The UK-based startup Otta has raised £850,000 in seed funding for its job search and recruitment platform, according to TechCrunch. The company’s platform prioritizes the needs of job seekers, an approach they say is long overdue in a recruitment market worth £35 billion in the UK and $150 billion in the US.

They’ve now raised seed funding from the UK venture capital firm LocalGlobe, as well as angel investors such as Indeed co-founder Paul Forster, Spotify investor Shakil Khan, and Nested co-founder Matt Robinson.

“We started Otta to reinvent a broken industry that wasn’t putting candidates first. Recruiters charging 15-30% of salary can only offer jobs from their clients. LinkedIn orders its search results by the companies paying the most, not what’s best for the candidate,” said co-founder and CEO Sam Franklin. 

“We have committed to only making money in a way that improves the experience for candidates. For example, this means we don’t charge companies to post jobs, so we can give candidates access to all of the world’s most innovative companies.”

The company was founded earlier this year by Franklin, Theo Margolius and Xav Kearney, all former employees of the real estate startup Nested, and all younger than 25.

Franklin says that other platforms, such as LinkedIn, overwhelm job searchers with thousands of results. Recommendations are often sorted only by pay, with limited options for filtering.

And recruiters only offer opportunities from their clients, leading job seekers to miss out on roles at other growing, innovative firms.

Otta starts the job search process with a quiz to get an initial sense of a job seeker’s experience, preferences, and goals. Users are then shown relevant jobs one by one, with an algorithm personalizing the results further based on their responses. They collect data on each job, including experience required, visa sponsorships, and technology used in the role. 
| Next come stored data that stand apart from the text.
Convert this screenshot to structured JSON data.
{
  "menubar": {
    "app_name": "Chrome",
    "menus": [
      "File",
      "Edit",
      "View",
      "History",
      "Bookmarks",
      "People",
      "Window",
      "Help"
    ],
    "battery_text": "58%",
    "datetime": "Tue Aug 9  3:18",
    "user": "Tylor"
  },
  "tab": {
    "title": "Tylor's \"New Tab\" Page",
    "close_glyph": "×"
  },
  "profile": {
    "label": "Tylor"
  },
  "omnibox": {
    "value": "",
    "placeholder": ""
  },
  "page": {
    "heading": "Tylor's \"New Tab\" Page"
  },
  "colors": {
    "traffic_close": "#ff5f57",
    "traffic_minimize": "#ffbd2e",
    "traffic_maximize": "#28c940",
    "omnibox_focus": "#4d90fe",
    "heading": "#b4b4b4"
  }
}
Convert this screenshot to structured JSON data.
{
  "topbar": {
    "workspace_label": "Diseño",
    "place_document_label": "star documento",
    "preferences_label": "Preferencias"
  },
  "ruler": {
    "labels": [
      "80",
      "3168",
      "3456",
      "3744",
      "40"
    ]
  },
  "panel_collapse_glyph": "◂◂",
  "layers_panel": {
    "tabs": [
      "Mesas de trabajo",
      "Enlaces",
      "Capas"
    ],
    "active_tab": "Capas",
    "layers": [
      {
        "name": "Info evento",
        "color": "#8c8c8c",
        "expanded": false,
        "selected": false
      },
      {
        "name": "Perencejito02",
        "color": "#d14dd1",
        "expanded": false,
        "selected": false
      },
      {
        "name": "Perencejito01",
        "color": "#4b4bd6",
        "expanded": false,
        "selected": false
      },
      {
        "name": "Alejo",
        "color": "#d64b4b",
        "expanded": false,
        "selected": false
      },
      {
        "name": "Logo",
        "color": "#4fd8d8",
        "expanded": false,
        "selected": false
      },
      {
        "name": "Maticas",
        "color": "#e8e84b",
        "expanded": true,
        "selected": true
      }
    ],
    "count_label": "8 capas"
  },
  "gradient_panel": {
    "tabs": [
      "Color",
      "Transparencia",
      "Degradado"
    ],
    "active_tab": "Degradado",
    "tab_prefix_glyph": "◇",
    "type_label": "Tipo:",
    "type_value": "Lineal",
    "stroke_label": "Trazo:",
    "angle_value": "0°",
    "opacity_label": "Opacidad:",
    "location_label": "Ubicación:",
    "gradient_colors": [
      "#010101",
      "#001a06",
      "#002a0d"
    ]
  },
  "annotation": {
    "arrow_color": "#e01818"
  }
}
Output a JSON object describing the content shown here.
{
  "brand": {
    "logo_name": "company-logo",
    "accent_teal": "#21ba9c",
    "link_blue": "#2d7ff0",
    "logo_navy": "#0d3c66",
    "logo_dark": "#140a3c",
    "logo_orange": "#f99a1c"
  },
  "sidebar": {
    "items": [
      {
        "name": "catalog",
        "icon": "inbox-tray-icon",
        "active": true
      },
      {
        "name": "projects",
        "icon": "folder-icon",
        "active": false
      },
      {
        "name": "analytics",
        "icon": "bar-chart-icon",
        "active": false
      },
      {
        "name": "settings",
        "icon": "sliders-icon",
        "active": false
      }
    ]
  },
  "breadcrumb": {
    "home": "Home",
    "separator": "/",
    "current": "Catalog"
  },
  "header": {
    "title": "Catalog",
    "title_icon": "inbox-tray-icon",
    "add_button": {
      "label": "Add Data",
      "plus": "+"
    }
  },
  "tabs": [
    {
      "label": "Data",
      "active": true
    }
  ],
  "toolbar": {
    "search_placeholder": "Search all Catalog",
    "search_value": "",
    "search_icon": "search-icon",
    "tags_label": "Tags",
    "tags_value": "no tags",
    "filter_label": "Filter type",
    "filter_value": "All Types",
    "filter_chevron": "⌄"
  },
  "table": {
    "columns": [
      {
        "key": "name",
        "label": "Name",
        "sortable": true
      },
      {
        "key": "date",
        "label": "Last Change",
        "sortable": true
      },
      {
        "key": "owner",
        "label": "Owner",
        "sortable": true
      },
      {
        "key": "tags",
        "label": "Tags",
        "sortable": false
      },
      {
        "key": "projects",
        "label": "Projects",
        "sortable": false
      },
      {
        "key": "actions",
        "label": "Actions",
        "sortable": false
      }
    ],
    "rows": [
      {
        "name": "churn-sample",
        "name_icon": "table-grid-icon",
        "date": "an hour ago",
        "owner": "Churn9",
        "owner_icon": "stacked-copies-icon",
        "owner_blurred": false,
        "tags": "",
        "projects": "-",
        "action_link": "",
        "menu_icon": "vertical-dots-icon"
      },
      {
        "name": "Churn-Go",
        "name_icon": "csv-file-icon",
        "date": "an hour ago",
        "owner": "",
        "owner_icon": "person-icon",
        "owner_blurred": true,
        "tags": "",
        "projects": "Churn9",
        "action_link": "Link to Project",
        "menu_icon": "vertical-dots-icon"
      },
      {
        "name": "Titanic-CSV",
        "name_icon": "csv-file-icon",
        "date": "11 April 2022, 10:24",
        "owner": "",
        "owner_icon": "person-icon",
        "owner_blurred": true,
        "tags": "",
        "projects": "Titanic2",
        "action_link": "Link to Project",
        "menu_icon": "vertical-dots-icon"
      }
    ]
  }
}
“Similar to how Spotify makes recommendations based on what you listen to, we use machine learning to recommend you jobs based on which jobs you like and dislike,” Franklin told TechCrunch.

It’s an approach that focuses, above all else, on connecting job searchers to the roles they’re best suited for. 

“We also won’t allow companies to pay to influence our search results, as we want to show candidates their best roles first,” according to Franklin.

The company says thousands of job searchers have used the platform since it was launched in August.